Prime contractors attacked for ‘outrageous fees’

Smaller training providers gave prolonged applause to Robust Training CEO Roger Lynch as his rousing speech ended AELP’s annual conference earlier this year.

In a no-holds-barred address, Lynch hit out at some prime contractors taking 30 per cent of fees, declaring that “high management fees are unacceptable and counter productive. We cannot go on charging colleagues outrageous and unjustified fees. Removing the profit margin from the supply chain inevitably leads to corner cutting and lowering of quality; it is the industry that will suffer.”

Lynch pointed to one college that he said was charging £600,000 on what he described as £2 million worth of delivery.

He continued: “Once again we are turkeys voting for Christmas. The recently-published supply-chain list is a shot across the industry’s bow and we must recognise that management fees are under scrutiny. A solution will soon be imposed that will not involve more funding – or help with our admin and quality costs.

“We will all suffer if providers and colleges alike use management fees as an income stream.”

Lynch, who founded the south London-based Robust Training group, said the answer to the prime contractor’s issue was  to give someone else the problem and charge them 30 per cent for the privilege. He said “it did not make business sense to hand your budget to a competitor and let them prove they can deliver your training programmes for a 25-40 per cent less than you.”

A former Black Entrepreneur of the Year and one of the famed 100 on the Power List of leading black citizens, Lynch is the elected representative of smaller providers on the AELP board.
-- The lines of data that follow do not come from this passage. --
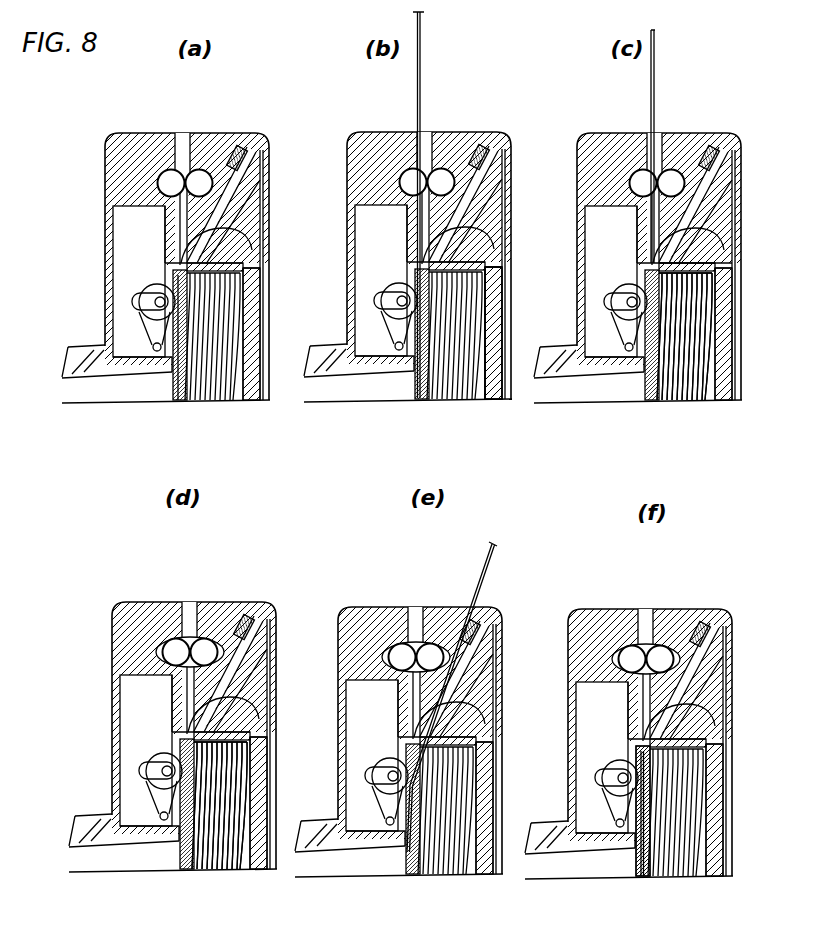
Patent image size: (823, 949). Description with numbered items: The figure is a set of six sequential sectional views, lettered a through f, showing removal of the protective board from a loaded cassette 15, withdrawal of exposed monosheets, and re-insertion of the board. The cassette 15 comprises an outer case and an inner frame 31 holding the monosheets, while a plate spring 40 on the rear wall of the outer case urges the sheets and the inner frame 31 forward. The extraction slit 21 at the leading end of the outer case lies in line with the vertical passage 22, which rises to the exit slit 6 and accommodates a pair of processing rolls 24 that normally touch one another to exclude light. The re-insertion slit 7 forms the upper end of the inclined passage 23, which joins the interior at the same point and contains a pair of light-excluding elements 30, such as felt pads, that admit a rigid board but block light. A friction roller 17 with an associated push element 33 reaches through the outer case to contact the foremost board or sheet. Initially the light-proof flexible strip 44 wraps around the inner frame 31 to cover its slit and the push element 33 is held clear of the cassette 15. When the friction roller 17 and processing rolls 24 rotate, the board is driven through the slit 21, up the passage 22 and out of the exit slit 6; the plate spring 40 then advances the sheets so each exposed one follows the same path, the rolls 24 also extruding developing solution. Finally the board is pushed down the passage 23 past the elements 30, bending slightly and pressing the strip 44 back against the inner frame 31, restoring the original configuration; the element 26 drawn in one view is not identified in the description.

The exit slit 6 is at (185, 133).
The re-insertion slit 7 is at (240, 155).
The cassette 15 is at (217, 380).
The friction roller 17 is at (157, 295).
The extraction slit 21 is at (200, 240).
The vertical passage 22 is at (178, 147).
The inclined passage 23 is at (232, 183).
The processing rolls 24 is at (200, 183).
The guide member 26 is at (217, 831).
The light-excluding elements 30 is at (620, 836).
The inner frame 31 is at (180, 380).
The push element 33 is at (150, 320).
The plate spring 40 is at (499, 357).
The light-proof flexible strip 44 is at (225, 268).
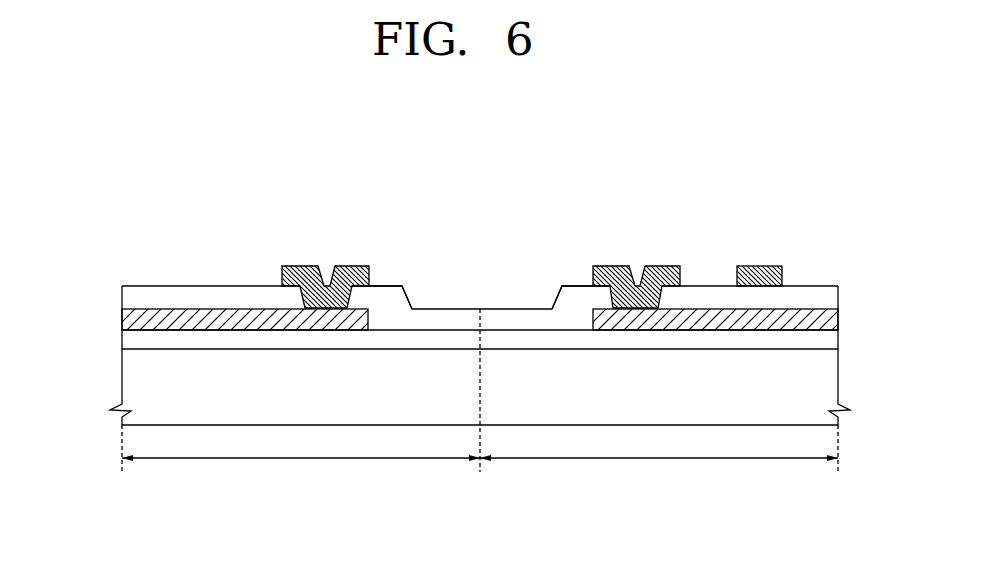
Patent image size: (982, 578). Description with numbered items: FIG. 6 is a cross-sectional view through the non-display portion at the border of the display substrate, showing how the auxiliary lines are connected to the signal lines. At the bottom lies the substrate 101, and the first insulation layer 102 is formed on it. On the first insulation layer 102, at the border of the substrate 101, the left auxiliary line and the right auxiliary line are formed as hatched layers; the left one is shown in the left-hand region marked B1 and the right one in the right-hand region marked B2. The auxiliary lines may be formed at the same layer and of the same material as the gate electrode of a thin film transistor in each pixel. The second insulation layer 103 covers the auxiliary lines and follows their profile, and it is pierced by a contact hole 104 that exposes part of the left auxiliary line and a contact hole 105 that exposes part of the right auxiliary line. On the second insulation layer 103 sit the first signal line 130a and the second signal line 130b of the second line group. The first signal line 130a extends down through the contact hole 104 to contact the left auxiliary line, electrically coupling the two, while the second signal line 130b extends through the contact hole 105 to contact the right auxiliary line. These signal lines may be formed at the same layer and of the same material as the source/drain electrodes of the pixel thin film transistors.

The substrate 101 is at (132, 381).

At the event, he thanked smaller providers who gave him “candid feedback” to how they view the flexibilities found in the Adult Skills budget and making apprenticeships pay.

“I am giving a provider perspective on funding from a business point of view, looking at how, or if, small providers can exist in the current funding climate,” he said.

He also reminded delegates that “securing more work may not be the solution if you cannot run your current concern at a profit; it’s not the size of your contract that counts.

“What matters is whether we can make our contracts pay. And if we can’t, what will we do about it? Remember: ‘Turnover is vanity, profit is sanity; but cash-flow is reality’. If you do not sort out your cash-flow you will fail.”

Lynch’s principal business, Ruskin Private Hire, boasts thousands of fully-trained, regularly updated workers. A strong advocate of the value of quality training, Lynch started Robust Training when he failed to find a provider that met his demanding standards.

He finished his address with a plea: “I can think of no other industry where a price has been agreed and set but then an unnecessary market is created which seems hell bent on driving down income for all parties.

“We are inviting government to create its own market where the training and apprenticeship business goes to whoever can deliver qualifications for the lowest price….paid on results.”